The main components that contain data are the databases:

  • MongoDB
  • ElasticSearch
  • File server

It is recommended to back them periodically.

Fileserver

It is recommended to back up the entire file server volume.

  • Recommended to perform at least a daily backup.
  • Recommended backup retention of 2 days at the least.

ElasticSearch

Please refer to ElasticSearch documentation for creating snapshots.

MongoDB

Please refer to MongoDBs documentation for backing up / restoring.

Monitoring

The following monitoring is recommended:

Basic Hardware Monitoring

CPU

CPU usage varies depending on system usage. We recommend to monitor CPU usage and to alert when the usage is higher than normal. Recommended starting alerts would be 5-minute CPU load level of 5 and 10, and adjusting according to performance.

RAM

Available memory usage also varies depending on system usage. Due to spikes in usage when performing certain tasks, 6-8 GB of available RAM is recommended as the standard baseline. Some use cases may require more. Thus, we recommend to have 8 GB of available memory on top of the regular system usage. Alert levels should alert if the available memory is below normal.

Disk Usage

There are several disks used by the system. We recommend monitoring all of them. Standard alert levels are 20%, 10% and 5% of free disk space.

Service Availability

The following services should be monitored periodically for availability and for response time:

API Server Docker Memory Usage

A usage spike can happen during normal operation. But very high spikes (above 6GB) are not expected. We recommend using docker stats to get this information.

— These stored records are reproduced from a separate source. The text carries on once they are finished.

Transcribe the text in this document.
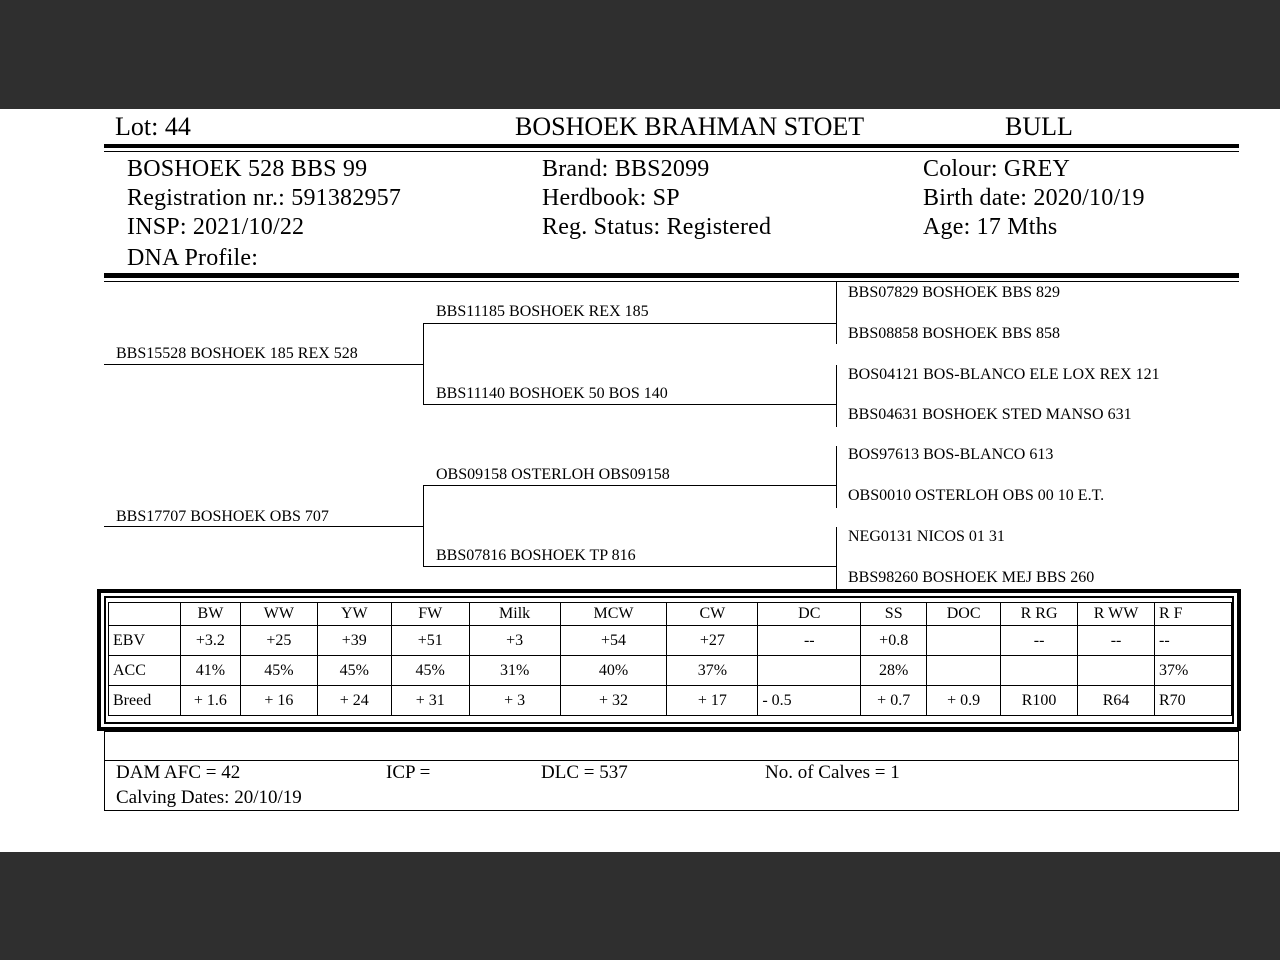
Lot: 44	BOSHOEK BRAHMAN STOET	BULL
BOSHOEK 528 BBS 99
Registration nr.: 591382957
INSP: 2021/10/22
DNA Profile:
Brand: BBS2099
Herdbook: SP
Reg. Status: Registered
Colour: GREY
Birth date: 2020/10/19
Age: 17 Mths
BBS15528 BOSHOEK 185 REX 528
BBS17707 BOSHOEK OBS 707
BBS11185 BOSHOEK REX 185
BBS11140 BOSHOEK 50 BOS 140
OBS09158 OSTERLOH OBS09158
BBS07816 BOSHOEK TP 816
BBS07829 BOSHOEK BBS 829
BBS08858 BOSHOEK BBS 858
BOS04121 BOS-BLANCO ELE LOX REX 121
BBS04631 BOSHOEK STED MANSO 631
BOS97613 BOS-BLANCO 613
OBS0010 OSTERLOH OBS 00 10 E.T.
NEG0131 NICOS 01 31
BBS98260 BOSHOEK MEJ BBS 260
	BW	WW	YW	FW	Milk	MCW	CW	DC	SS	DOC	R RG	R WW	R F
EBV	+3.2	+25	+39	+51	+3	+54	+27	--	+0.8		--	--	--
ACC	41%	45%	45%	45%	31%	40%	37%		28%				37%
Breed	+ 1.6	+ 16	+ 24	+ 31	+ 3	+ 32	+ 17	- 0.5	+ 0.7	+ 0.9	R100	R64	R70
DAM AFC = 42	ICP =	DLC = 537	No. of Calves = 1
Calving Dates: 20/10/19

For example, the following comment retrieves the API server's information from the Docker server:

sudo curl -s --unix-socket /var/run/docker.sock http://localhost/containers/allegro-apiserver/stats?stream=false  

We recommend monitoring the API server memory in addition to the system's available RAM. Alerts should be triggered when memory usage of the API server exceeds the normal behavior. A starting value can be 6 GB.

Backup Failures

It is also highly recommended to monitor the backups and to alert if a backup has failed.

Troubleshooting

In normal operation mode, all services should be up, and a call to sudo docker ps should yield the list of services.

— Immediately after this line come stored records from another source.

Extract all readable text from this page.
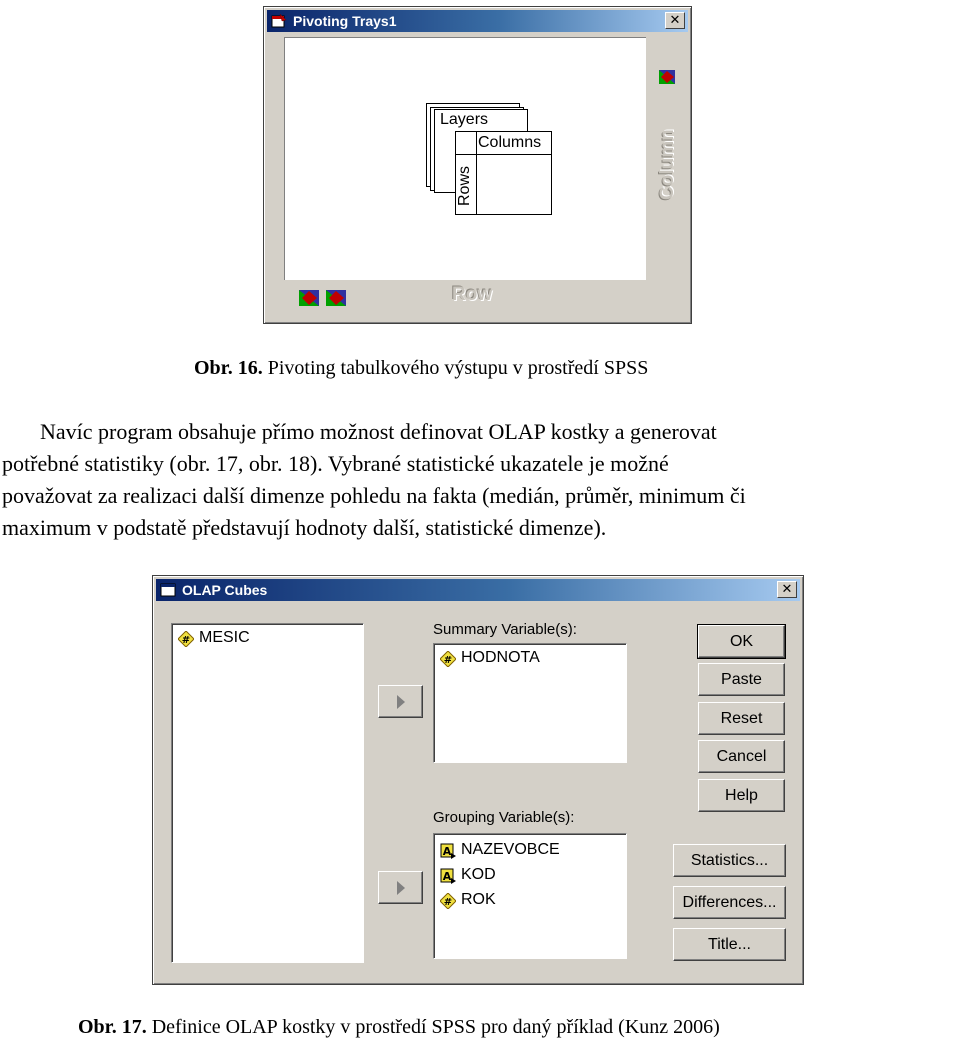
Pivoting Trays1	✕
Column
Row
Layers
Columns
Rows
Obr. 16. Pivoting tabulkového výstupu v prostředí SPSS
Navíc program obsahuje přímo možnost definovat OLAP kostky a generovat
potřebné statistiky (obr. 17, obr. 18). Vybrané statistické ukazatele je možné
považovat za realizaci další dimenze pohledu na fakta (medián, průměr, minimum či
maximum v podstatě představují hodnoty další, statistické dimenze).
OLAP Cubes	✕
# MESIC	Summary Variable(s):
# HODNOTA
Grouping Variable(s):
A NAZEVOBCE
A KOD
# ROK
OK
Paste
Reset
Cancel
Help
Statistics...
Differences...
Title...
Obr. 17. Definice OLAP kostky v prostředí SPSS pro daný příklad (Kunz 2006)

If a service fails, it is usually due to one of the following:

  • Lack of required resources such as storage or memory
  • Incorrect configuration
  • Software anomaly

When a service fails, it should automatically restart. However, if the cause of the failure is persistent, the service will fail again. If a service fails, do the following:

Check the Log

Run:

sudo docker <container name or ID> logs -n 1000 

See if there is an error message in the log that can explain the failure.

Check the Server's Environment

The system should be constantly monitored, however it is important to check the following:

  • Storage space: run sudo du -hs /

  • RAM:

    • Run vmstat -s to check available RAM

    • Run: top to check the processes.

      :::note Some operations, such as complex queries, may cause a spike in memory usage. Therefore, it is recommended to have at least 8GB of free RAM available. :::

  • Network: Make sure that there is external access to the services

  • CPU: The best indicator of the need of additional compute resources is high CPU usage of the apiserver and apiserver-es services.

    • Examine the usage of each service using sudo docker stats
    • If there is a need to add additional CPUs after updating the server, increase the number of workers on the apiserver service by changing the value of APISERVER_WORKERS_NUMBER in the constants.env file (up to one additional worker per additional core).

API Server

In case of failures in the allegro-apiserver container, or in cases in which the web application gets unexpected errors, and the browser's developer tools (F12) network tab shows error codes being returned by the server, also check the log of the apiserver which is written to /opt/allegro/logs/apiserver/apiserver.log.
Additionally, you can check the server availability using:

curl http://localhost:8008/api/debug.ping 

This should return HTTP 200.

Web Server

Check the webserver availability by running the following:

curl http://<servers IP address>:8080/configuration.json |